Rossi Giulio, Peppa Vasiliki, Gainey Mark, Kollefrath Michael, Sprave Tanja, Papagiannis Panagiotis, Baltas Dimos
Division of Medical Physics, Department of Radiation Oncology, Medical Center - University of Freiburg, Faculty of Medicine, University of Freiburg, German Cancer Consortium (DKTK), Partner Site DKTK, Freiburg, Germany.
Medical Physics Laboratory, Medical School, National and Kapodistrian University of Athens, Greece.
Phys Imaging Radiat Oncol. 2024 Nov 16;32:100673. doi: 10.1016/j.phro.2024.100673. eCollection 2024 Oct.
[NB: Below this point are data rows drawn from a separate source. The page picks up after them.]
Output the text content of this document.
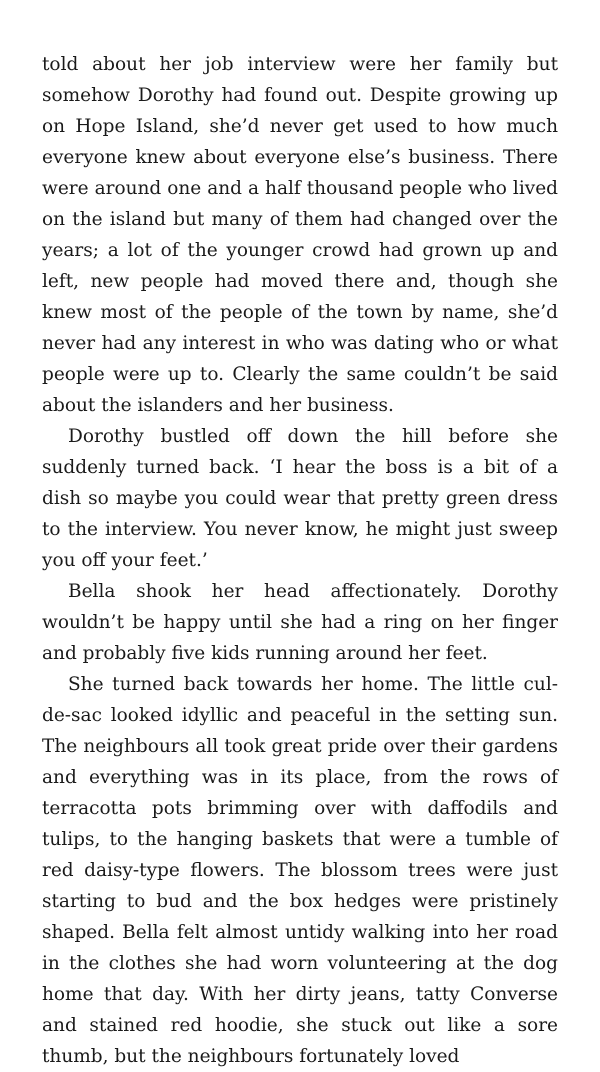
told about her job interview were her family but somehow Dorothy had found out. Despite growing up on Hope Island, she’d never get used to how much everyone knew about everyone else’s business. There were around one and a half thousand people who lived on the island but many of them had changed over the years; a lot of the younger crowd had grown up and left, new people had moved there and, though she knew most of the people of the town by name, she’d never had any interest in who was dating who or what people were up to. Clearly the same couldn’t be said about the islanders and her business.

Dorothy bustled off down the hill before she suddenly turned back. ‘I hear the boss is a bit of a dish so maybe you could wear that pretty green dress to the interview. You never know, he might just sweep you off your feet.’

Bella shook her head affectionately. Dorothy wouldn’t be happy until she had a ring on her finger and probably five kids running around her feet.

She turned back towards her home. The little cul-de-sac looked idyllic and peaceful in the setting sun. The neighbours all took great pride over their gardens and everything was in its place, from the rows of terracotta pots brimming over with daffodils and tulips, to the hanging baskets that were a tumble of red daisy-type flowers. The blossom trees were just starting to bud and the box hedges were pristinely shaped. Bella felt almost untidy walking into her road in the clothes she had worn volunteering at the dog home that day. With her dirty jeans, tatty Converse and stained red hoodie, she stuck out like a sore thumb, but the neighbours fortunately loved
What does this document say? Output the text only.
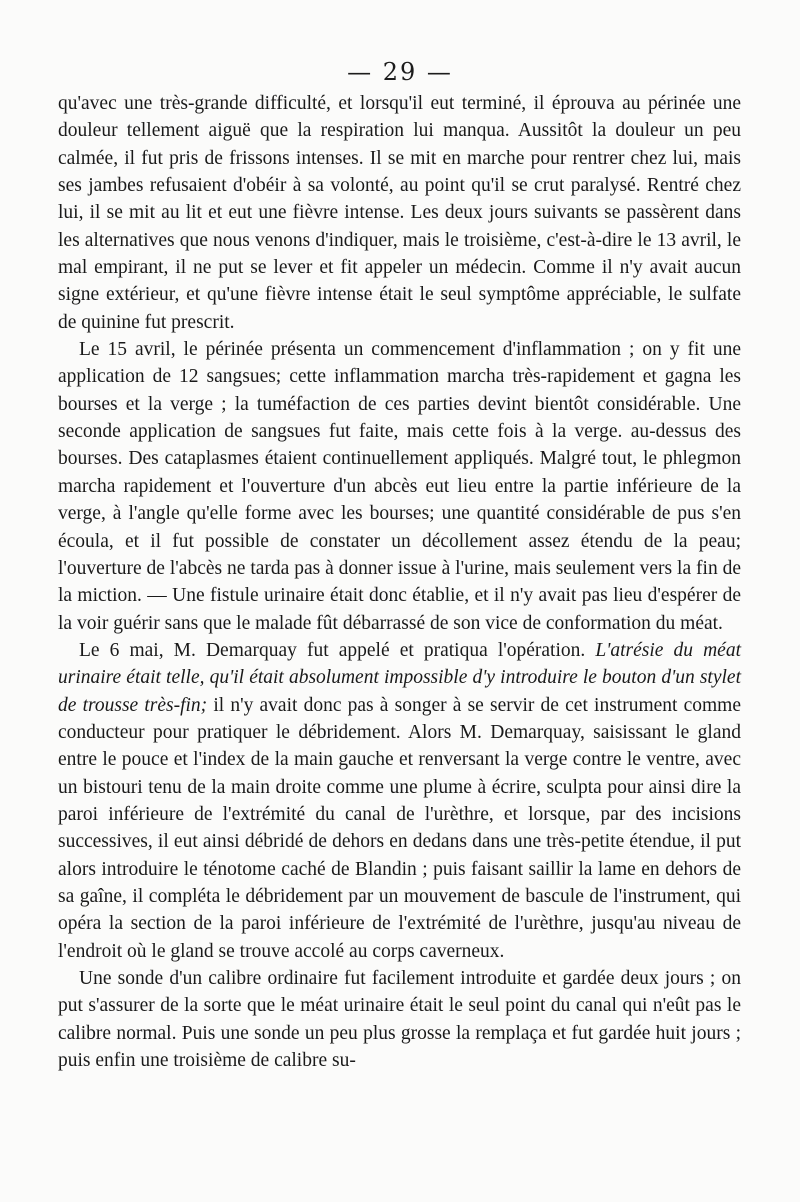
— 29 —

qu'avec une très-grande difficulté, et lorsqu'il eut terminé, il éprouva au périnée une douleur tellement aiguë que la respiration lui manqua. Aussitôt la douleur un peu calmée, il fut pris de frissons intenses. Il se mit en marche pour rentrer chez lui, mais ses jambes refusaient d'obéir à sa volonté, au point qu'il se crut paralysé. Rentré chez lui, il se mit au lit et eut une fièvre intense. Les deux jours suivants se passèrent dans les alternatives que nous venons d'indiquer, mais le troisième, c'est-à-dire le 13 avril, le mal empirant, il ne put se lever et fit appeler un médecin. Comme il n'y avait aucun signe extérieur, et qu'une fièvre intense était le seul symptôme appréciable, le sulfate de quinine fut prescrit.

Le 15 avril, le périnée présenta un commencement d'inflammation ; on y fit une application de 12 sangsues; cette inflammation marcha très-rapidement et gagna les bourses et la verge ; la tuméfaction de ces parties devint bientôt considérable. Une seconde application de sangsues fut faite, mais cette fois à la verge. au-dessus des bourses. Des cataplasmes étaient continuellement appliqués. Malgré tout, le phlegmon marcha rapidement et l'ouverture d'un abcès eut lieu entre la partie inférieure de la verge, à l'angle qu'elle forme avec les bourses; une quantité considérable de pus s'en écoula, et il fut possible de constater un décollement assez étendu de la peau; l'ouverture de l'abcès ne tarda pas à donner issue à l'urine, mais seulement vers la fin de la miction. — Une fistule urinaire était donc établie, et il n'y avait pas lieu d'espérer de la voir guérir sans que le malade fût débarrassé de son vice de conformation du méat.

Le 6 mai, M. Demarquay fut appelé et pratiqua l'opération. L'atrésie du méat urinaire était telle, qu'il était absolument impossible d'y introduire le bouton d'un stylet de trousse très-fin; il n'y avait donc pas à songer à se servir de cet instrument comme conducteur pour pratiquer le débridement. Alors M. Demarquay, saisissant le gland entre le pouce et l'index de la main gauche et renversant la verge contre le ventre, avec un bistouri tenu de la main droite comme une plume à écrire, sculpta pour ainsi dire la paroi inférieure de l'extrémité du canal de l'urèthre, et lorsque, par des incisions successives, il eut ainsi débridé de dehors en dedans dans une très-petite étendue, il put alors introduire le ténotome caché de Blandin ; puis faisant saillir la lame en dehors de sa gaîne, il compléta le débridement par un mouvement de bascule de l'instrument, qui opéra la section de la paroi inférieure de l'extrémité de l'urèthre, jusqu'au niveau de l'endroit où le gland se trouve accolé au corps caverneux.

Une sonde d'un calibre ordinaire fut facilement introduite et gardée deux jours ; on put s'assurer de la sorte que le méat urinaire était le seul point du canal qui n'eût pas le calibre normal. Puis une sonde un peu plus grosse la remplaça et fut gardée huit jours ; puis enfin une troisième de calibre su-
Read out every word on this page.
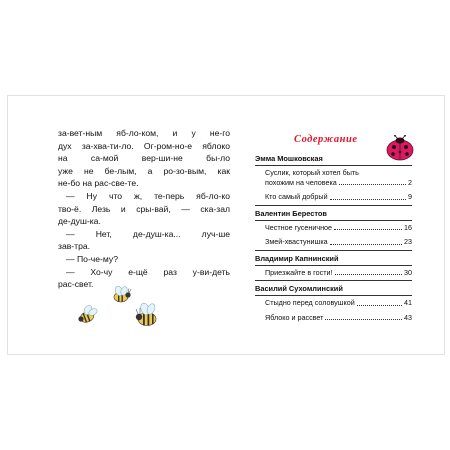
за-вет-ным яб-ло-ком, и у не-го
дух за-хва-ти-ло. Ог-ром-но-е яблоко
на са-мой вер-ши-не бы-ло
уже не бе-лым, а ро-зо-вым, как
не-бо на рас-све-те.
— Ну что ж, те-перь яб-ло-ко
тво-ё. Лезь и сры-вай, — ска-зал
де-душ-ка.
— Нет, де-душ-ка... луч-ше
зав-тра.
— По-че-му?
— Хо-чу е-щё раз у-ви-деть
рас-свет.
Содержание
Эмма Мошковская
Суслик, который хотел быть
похожим на человека	2
Кто самый добрый	9
Валентин Берестов
Честное гусеничное	16
Змей-хвастунишка	23
Владимир Капнинский
Приезжайте в гости!	30
Василий Сухомлинский
Стыдно перед соловушкой	41
Яблоко и рассвет	43
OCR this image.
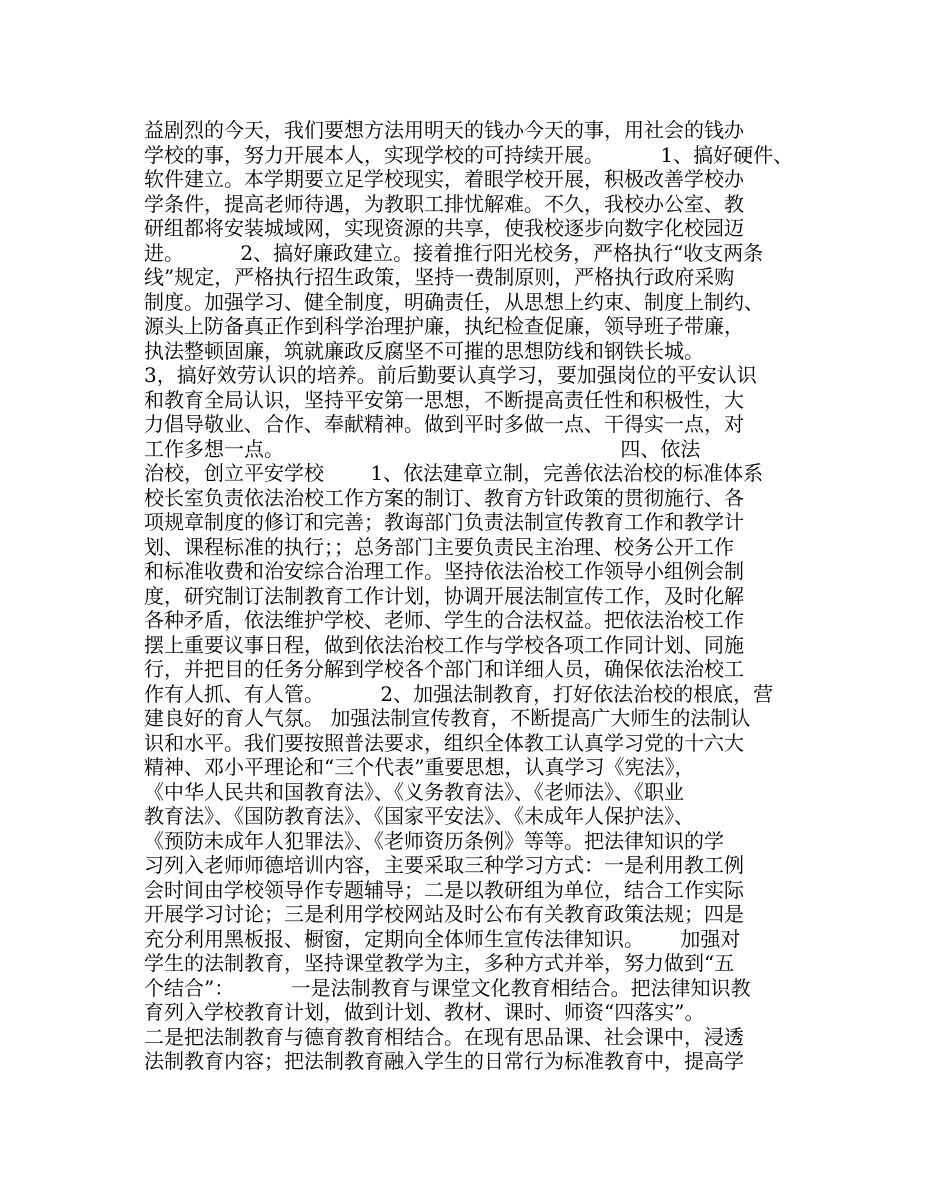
益剧烈的今天，我们要想方法用明天的钱办今天的事，用社会的钱办
学校的事，努力开展本人，实现学校的可持续开展。　　　 1、搞好硬件、
软件建立。本学期要立足学校现实，着眼学校开展，积极改善学校办
学条件，提高老师待遇，为教职工排忧解难。不久，我校办公室、教
研组都将安装城域网，实现资源的共享，使我校逐步向数字化校园迈
进。　　　 2、搞好廉政建立。接着推行阳光校务，严格执行“收支两条
线”规定，严格执行招生政策，坚持一费制原则，严格执行政府采购
制度。加强学习、健全制度，明确责任，从思想上约束、制度上制约、
源头上防备真正作到科学治理护廉，执纪检查促廉，领导班子带廉，
执法整顿固廉，筑就廉政反腐坚不可摧的思想防线和钢铁长城。
3，搞好效劳认识的培养。前后勤要认真学习，要加强岗位的平安认识
和教育全局认识，坚持平安第一思想，不断提高责任性和积极性，大
力倡导敬业、合作、奉献精神。做到平时多做一点、干得实一点，对
工作多想一点。　　　　　　　　　　　　　　　　　 四、依法
治校，创立平安学校　　 1、依法建章立制，完善依法治校的标准体系
校长室负责依法治校工作方案的制订、教育方针政策的贯彻施行、各
项规章制度的修订和完善；教诲部门负责法制宣传教育工作和教学计
划、课程标准的执行；；总务部门主要负责民主治理、校务公开工作
和标准收费和治安综合治理工作。坚持依法治校工作领导小组例会制
度，研究制订法制教育工作计划，协调开展法制宣传工作，及时化解
各种矛盾，依法维护学校、老师、学生的合法权益。把依法治校工作
摆上重要议事日程，做到依法治校工作与学校各项工作同计划、同施
行，并把目的任务分解到学校各个部门和详细人员，确保依法治校工
作有人抓、有人管。　　　 2、加强法制教育，打好依法治校的根底，营
建良好的育人气氛。 加强法制宣传教育，不断提高广大师生的法制认
识和水平。我们要按照普法要求，组织全体教工认真学习党的十六大
精神、邓小平理论和“三个代表”重要思想，认真学习《宪法》，
《中华人民共和国教育法》、《义务教育法》、《老师法》、《职业
教育法》、《国防教育法》、《国家平安法》、《未成年人保护法》、
《预防未成年人犯罪法》、《老师资历条例》等等。把法律知识的学
习列入老师师德培训内容，主要采取三种学习方式：一是利用教工例
会时间由学校领导作专题辅导；二是以教研组为单位，结合工作实际
开展学习讨论；三是利用学校网站及时公布有关教育政策法规；四是
充分利用黑板报、橱窗，定期向全体师生宣传法律知识。　　 加强对
学生的法制教育，坚持课堂教学为主，多种方式并举，努力做到“五
个结合”：　　　 一是法制教育与课堂文化教育相结合。把法律知识教
育列入学校教育计划，做到计划、教材、课时、师资“四落实”。
二是把法制教育与德育教育相结合。在现有思品课、社会课中，浸透
法制教育内容；把法制教育融入学生的日常行为标准教育中，提高学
TG-43-based dose calculations disregard tissue heterogeneities and finite scatter conditions, prompting the introduction of model-based dose calculation algorithms (MBDCAs) to improve accuracy in high-dose-rate (HDR) brachytherapy. This study evaluated the effectiveness of MBDCAs over TG-43 in HDR Ir brachytherapy of extended scalp lesions. Treatment planning dose calculations were compared with Monte Carlo (MC) data. TG-43 exhibited a dose overestimation ranging from 10% to 23% as the distance from the implant increased, while a better agreement from 2% to 6% was observed between the MBDCA and MC, supporting the adoption of MBDCAs for dose calculations in broad scalp lesions.
基于TG-43的剂量计算忽略了组织异质性和有限散射条件,促使引入基于模型的剂量计算算法(MBDCA)以提高高剂量率(HDR)近距离放射治疗的准确性。本研究评估了MBDCA在扩展头皮病变的HDR铱近距离放射治疗中相对于TG-43的有效性。将治疗计划剂量计算与蒙特卡罗(MC)数据进行比较。随着与植入物距离的增加,TG-43表现出10%至23%的剂量高估,而MBDCA与MC之间观察到2%至6%的更好一致性,支持在广泛头皮病变的剂量计算中采用MBDCA。